>Nonetheless, the net effect is raising about 800 million people out of poverty in a little over a generation, an achievement that has no historical precedent.
Taiwan, Singapore and Korea started from around the same starting point as China after World War Two, and all became developed countries much faster (compare their GDP per capita now to China's). You could say "their populations aren't as big as China", but in that case wouldn't the ideal solution have been to split China up into a bunch of smaller countries that could grow just as fast as Korea etc?
There's no theoretical reason a political region should develop slower if the population is larger, if anything economic theory suggests the opposite (a common argument for why America's GDP is higher than Europe's is that it has a larger homogenous internal market). So China's size can't be used as an excuse for its slower development.
China didn't really attempt to start the process of increasing until the late 70s to early 80s. Their cultural revolution was focused on rooting out hidden vestiges of the old power structures before attempting to modernize. Since that point their growth rate has been quicker, they just got started later.
What? The highest points on that graph are Chinese. And there are similar Chinese bursts to the Korean one you're talking about, followed by China sustaining higher growth.
The highest single point is China, followed by a very low point the following year. If you average the growth rate over 3-5 year period their maximum rates are similar.
Well, the highest four points on the graph are Chinese. Yes you can cherry pick a three year period that makes Korea look good, but you can do the same with China.
You reject population as a factor in modernization (along with, apparently, initial development level, initial education level, initial infrastructure, etc.) and you offer instead... longitude? Why are you comparing China to Singapore?
China developed more slowly than its neighbors, unsurprising given the communist party’s crushing of free communication and enterprise and the killing of tens of millions of people. You’ve gotta be playing really dumb to pretend there’s anything complicated about that.
"Neighbors"? Singapore is 2000km from the closest part of China! I'm not "playing" dumb; in this entire thread you have given us no reason to expect Singapore and China to have similar modernization performance. Less charitable people than myself might suspect that your personal reason is one you can't mention in polite company.
>"Neighbors"? Singapore is 2000km from the closest part of China! I'm not "playing" dumb; in this entire thread you have given us no reason to expect Singapore and China to have similar modernization performance.
Sorry, what does relevance geographic proximity have to economic growth? The point is that those countries all have similar cultural and racial backgrounds to China, yet developed much faster.
Obviously, relative proximity has very little to do with economic growth. No one ITT ever mentioned any other unifying factor, so I was being charitable by suggesting it. You seem less sophisticated than 'woah, in that you've openly stated the racial assumption that 'woah left unsaid.
Are you seriously calling people racist for comparing China with the islands and peninsulas surrounding it? Is it racist to compare Germany with England?
If you invoked race as an explanation for e.g. why South Korea and Taiwan had similar modernization experiences, that would be weird but maybe not obviously wrong. Among the dozens of other similarities between these two nations, race as perceived by white Americans is one similarity. It's not the most salient similarity to reasonable people, but there's no inherent contradiction involved.

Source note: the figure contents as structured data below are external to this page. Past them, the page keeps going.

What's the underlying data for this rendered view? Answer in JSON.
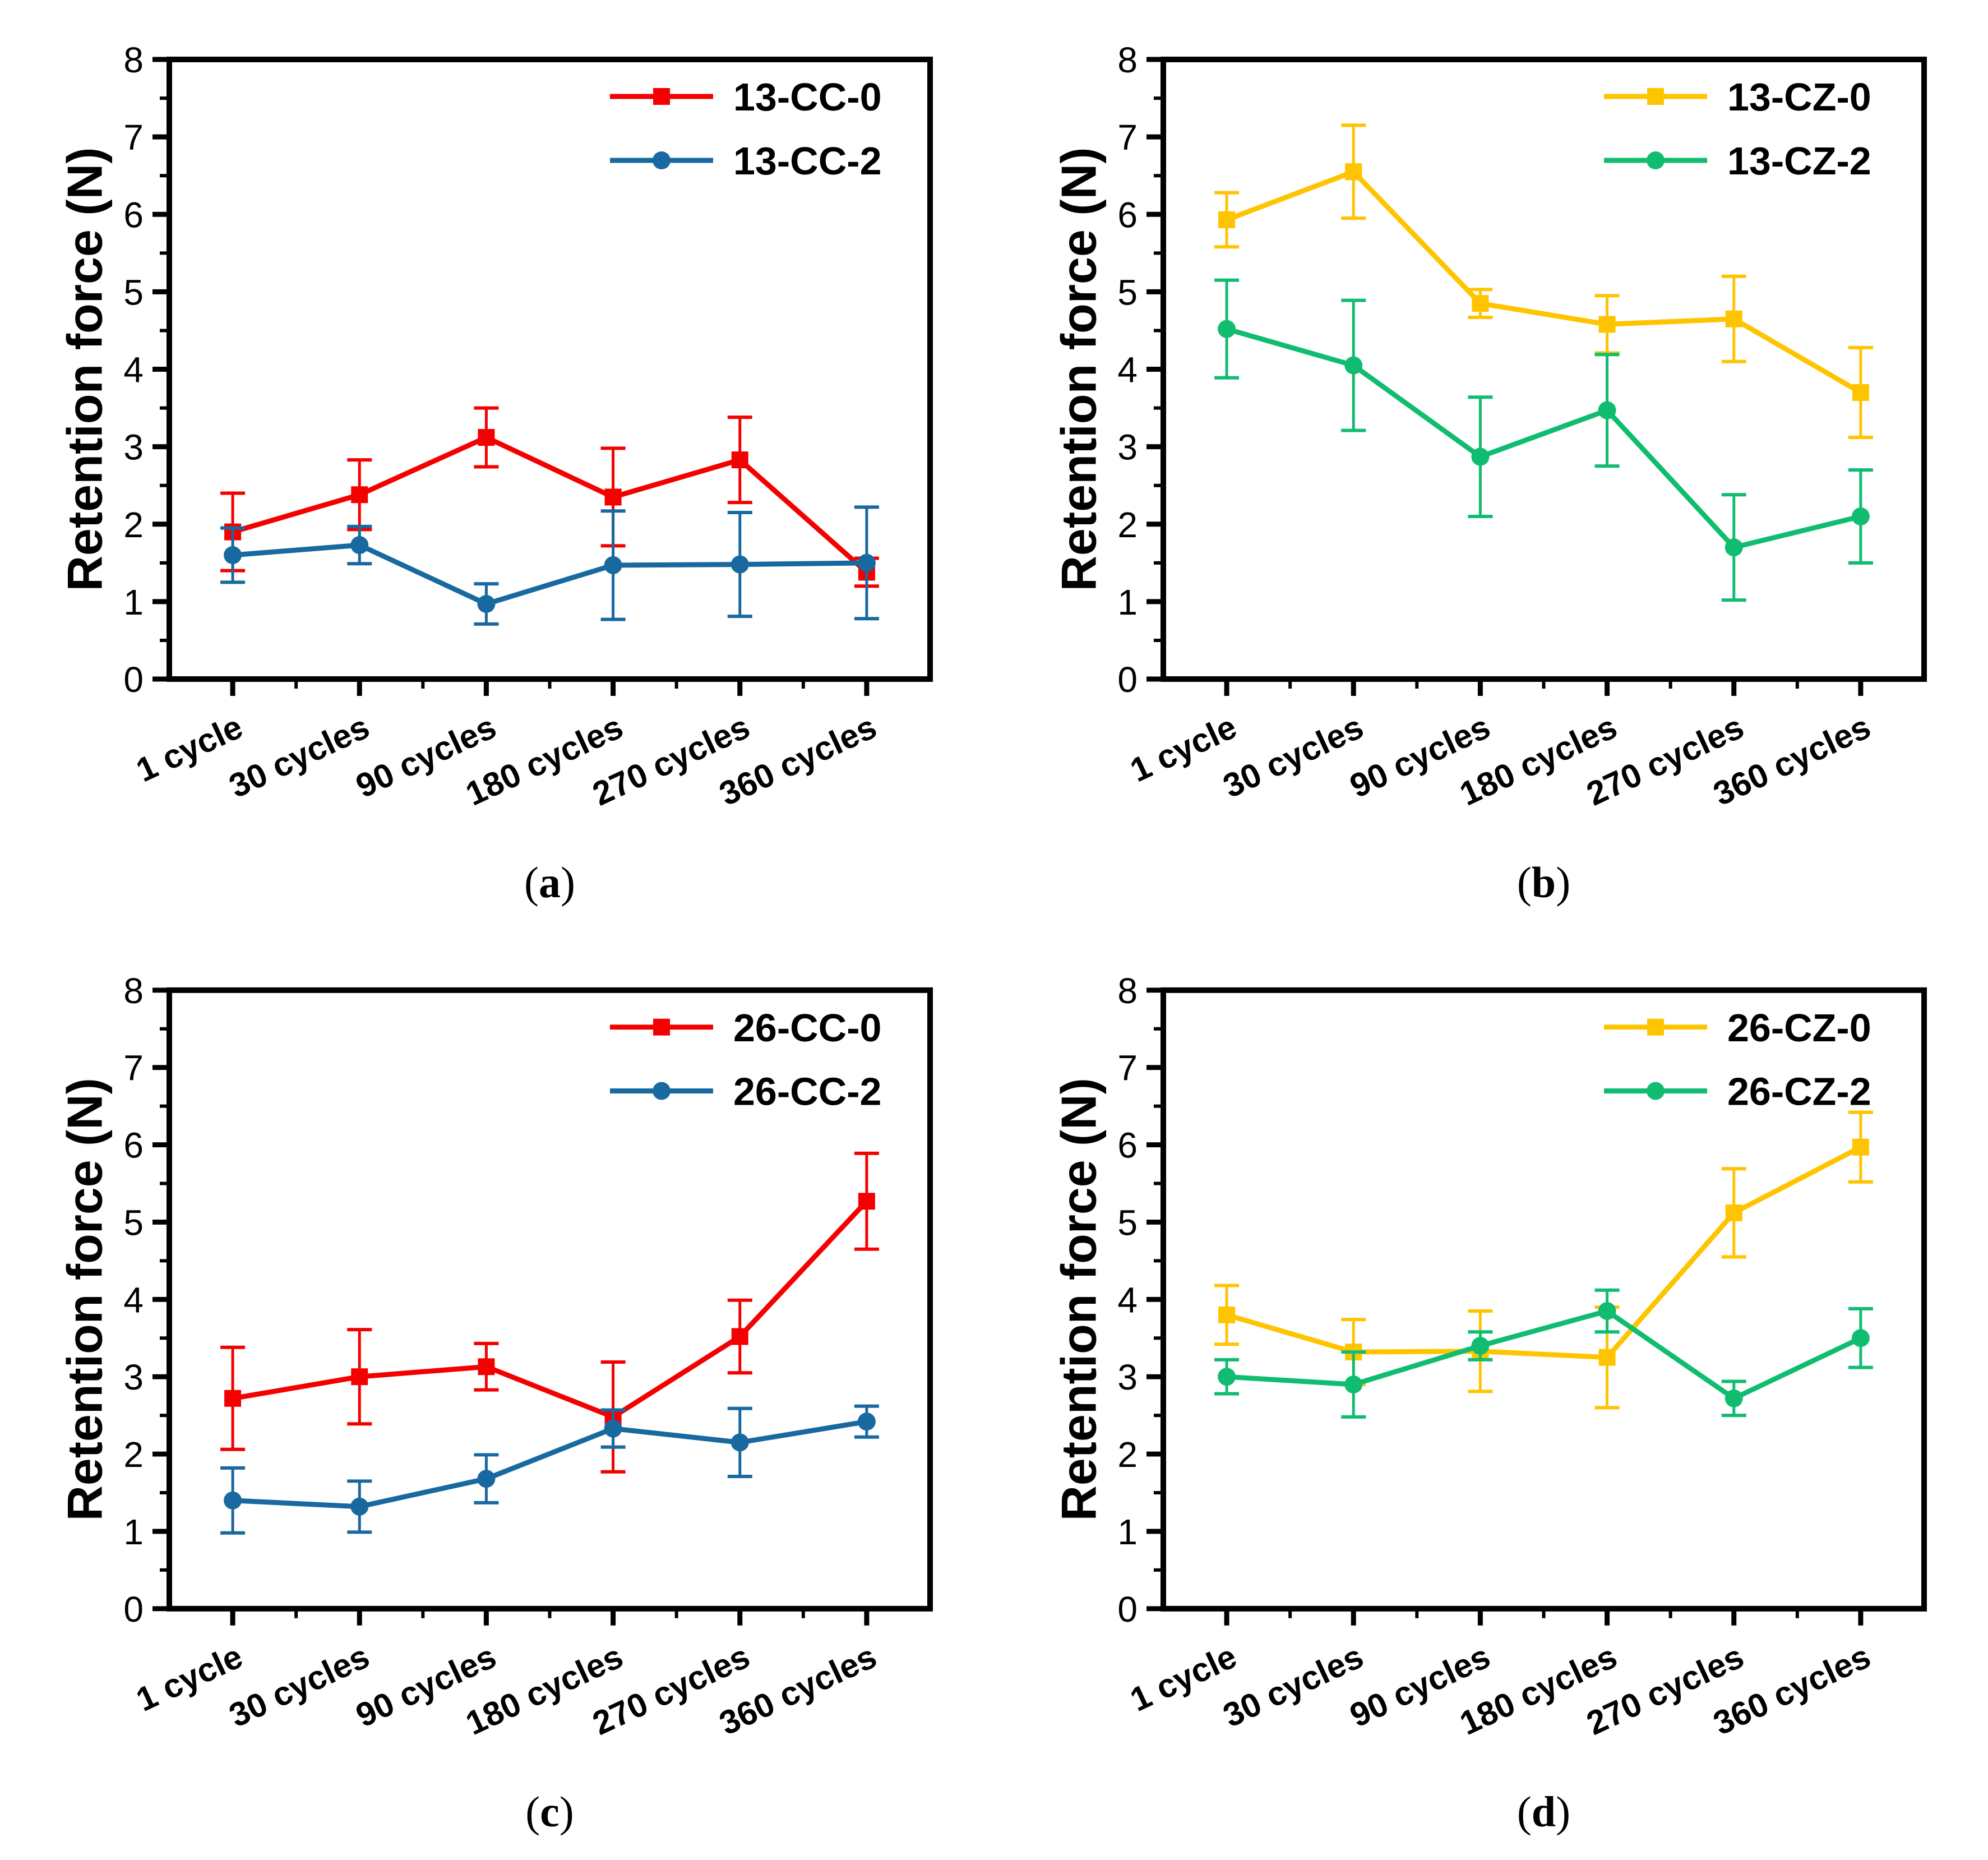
{
  "page": {
    "background": "#ffffff"
  },
  "figure": {
    "ylabel": "Retention force (N)",
    "categories": [
      "1 cycle",
      "30 cycles",
      "90 cycles",
      "180 cycles",
      "270 cycles",
      "360 cycles"
    ],
    "yticks": [
      0,
      1,
      2,
      3,
      4,
      5,
      6,
      7,
      8
    ],
    "axis_color": "#000000"
  },
  "chart_data": [
    {
      "type": "line",
      "title": "",
      "xlabel": "",
      "ylabel": "Retention force (N)",
      "ylim": [
        0,
        8
      ],
      "grid": false,
      "legend_position": "top-right",
      "caption": {
        "open": "(",
        "letter": "a",
        "close": ")"
      },
      "categories": [
        "1 cycle",
        "30 cycles",
        "90 cycles",
        "180 cycles",
        "270 cycles",
        "360 cycles"
      ],
      "yticks": [
        0,
        1,
        2,
        3,
        4,
        5,
        6,
        7,
        8
      ],
      "series": [
        {
          "name": "13-CC-0",
          "color": "#F40000",
          "marker": "square",
          "values": [
            1.9,
            2.38,
            3.12,
            2.35,
            2.83,
            1.38
          ],
          "errors": [
            0.5,
            0.45,
            0.38,
            0.63,
            0.55,
            0.18
          ]
        },
        {
          "name": "13-CC-2",
          "color": "#17699F",
          "marker": "circle",
          "values": [
            1.6,
            1.73,
            0.97,
            1.47,
            1.48,
            1.5
          ],
          "errors": [
            0.35,
            0.24,
            0.26,
            0.7,
            0.67,
            0.72
          ]
        }
      ]
    },
    {
      "type": "line",
      "title": "",
      "xlabel": "",
      "ylabel": "Retention force (N)",
      "ylim": [
        0,
        8
      ],
      "grid": false,
      "legend_position": "top-right",
      "caption": {
        "open": "(",
        "letter": "b",
        "close": ")"
      },
      "categories": [
        "1 cycle",
        "30 cycles",
        "90 cycles",
        "180 cycles",
        "270 cycles",
        "360 cycles"
      ],
      "yticks": [
        0,
        1,
        2,
        3,
        4,
        5,
        6,
        7,
        8
      ],
      "series": [
        {
          "name": "13-CZ-0",
          "color": "#FFC400",
          "marker": "square",
          "values": [
            5.93,
            6.55,
            4.85,
            4.58,
            4.65,
            3.7
          ],
          "errors": [
            0.35,
            0.6,
            0.18,
            0.37,
            0.55,
            0.58
          ]
        },
        {
          "name": "13-CZ-2",
          "color": "#10BD70",
          "marker": "circle",
          "values": [
            4.52,
            4.05,
            2.87,
            3.47,
            1.7,
            2.1
          ],
          "errors": [
            0.63,
            0.84,
            0.77,
            0.72,
            0.68,
            0.6
          ]
        }
      ]
    },
    {
      "type": "line",
      "title": "",
      "xlabel": "",
      "ylabel": "Retention force (N)",
      "ylim": [
        0,
        8
      ],
      "grid": false,
      "legend_position": "top-right",
      "caption": {
        "open": "(",
        "letter": "c",
        "close": ")"
      },
      "categories": [
        "1 cycle",
        "30 cycles",
        "90 cycles",
        "180 cycles",
        "270 cycles",
        "360 cycles"
      ],
      "yticks": [
        0,
        1,
        2,
        3,
        4,
        5,
        6,
        7,
        8
      ],
      "series": [
        {
          "name": "26-CC-0",
          "color": "#F40000",
          "marker": "square",
          "values": [
            2.72,
            3.0,
            3.13,
            2.48,
            3.52,
            5.27
          ],
          "errors": [
            0.66,
            0.61,
            0.3,
            0.71,
            0.47,
            0.62
          ]
        },
        {
          "name": "26-CC-2",
          "color": "#17699F",
          "marker": "circle",
          "values": [
            1.4,
            1.32,
            1.68,
            2.33,
            2.15,
            2.42
          ],
          "errors": [
            0.42,
            0.33,
            0.31,
            0.24,
            0.44,
            0.2
          ]
        }
      ]
    },
    {
      "type": "line",
      "title": "",
      "xlabel": "",
      "ylabel": "Retention force (N)",
      "ylim": [
        0,
        8
      ],
      "grid": false,
      "legend_position": "top-right",
      "caption": {
        "open": "(",
        "letter": "d",
        "close": ")"
      },
      "categories": [
        "1 cycle",
        "30 cycles",
        "90 cycles",
        "180 cycles",
        "270 cycles",
        "360 cycles"
      ],
      "yticks": [
        0,
        1,
        2,
        3,
        4,
        5,
        6,
        7,
        8
      ],
      "series": [
        {
          "name": "26-CZ-0",
          "color": "#FFC400",
          "marker": "square",
          "values": [
            3.8,
            3.32,
            3.33,
            3.25,
            5.12,
            5.97
          ],
          "errors": [
            0.38,
            0.42,
            0.52,
            0.65,
            0.57,
            0.45
          ]
        },
        {
          "name": "26-CZ-2",
          "color": "#10BD70",
          "marker": "circle",
          "values": [
            3.0,
            2.9,
            3.4,
            3.85,
            2.72,
            3.5
          ],
          "errors": [
            0.22,
            0.42,
            0.18,
            0.27,
            0.22,
            0.38
          ]
        }
      ]
    }
  ]
}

That's not what's going on ITT. China has had a different modernization experience from the other nations discussed above, which is entirely understandable given their very different histories, assets, infrastructures, populations, demographics, educations, etc. Your racism is that you ignore all those obvious differences in favor of one trivial, contingent aspect in which to an ineducable white American they might seem similar.
In an effort to silence legitimate criticism of a totalitarian regime, you are making the assertion that comparing a country to its neighbors is racist. Amazing.
Dude this thread is buried under several flagged posts. No one is reading this. No one will care about racism here. The things we're saying won't silence anyone.
However, you could still learn something. When you compare two different groups of people, be sure to have something besides "they have the same skin color" to say when someone asks the obvious follow-up question.
Huh? China literally slowed its pace of development intentionally so they didn’t kill millions more. They learned that the Great Leap Forward was too fast so they slowed it down and made it a multi-decade project. Interior China was largely subsistence farming 50 years ago and now boasts some of the largest cities in the world. They have industrialized incredibly quickly given the scale of the challenge. You can’t bootstrap enough industry to modernize 1.6 billion people overnight; it takes decades to build.
They haven’t gone faster because a country like Singapore can buy enough industrial output from Japan or the US to bootstrap their industry. Nobody has enough spare capacity to build at the scale of China, so the Chinese had to cultivate industry over a period of decades. Given that most of the worlds manufacturing is done there now, I’d say they’ve been quite successful.
Taiwan, Singapore and Korea started from around the same starting point as China after World War Two, and all became developed countries much faster (compare their GDP per capita now to China's). You could say "their populations aren't as big as China", but in that case wouldn't the ideal solution have been to split China up into a bunch of smaller countries that could grow just as fast as Korea etc?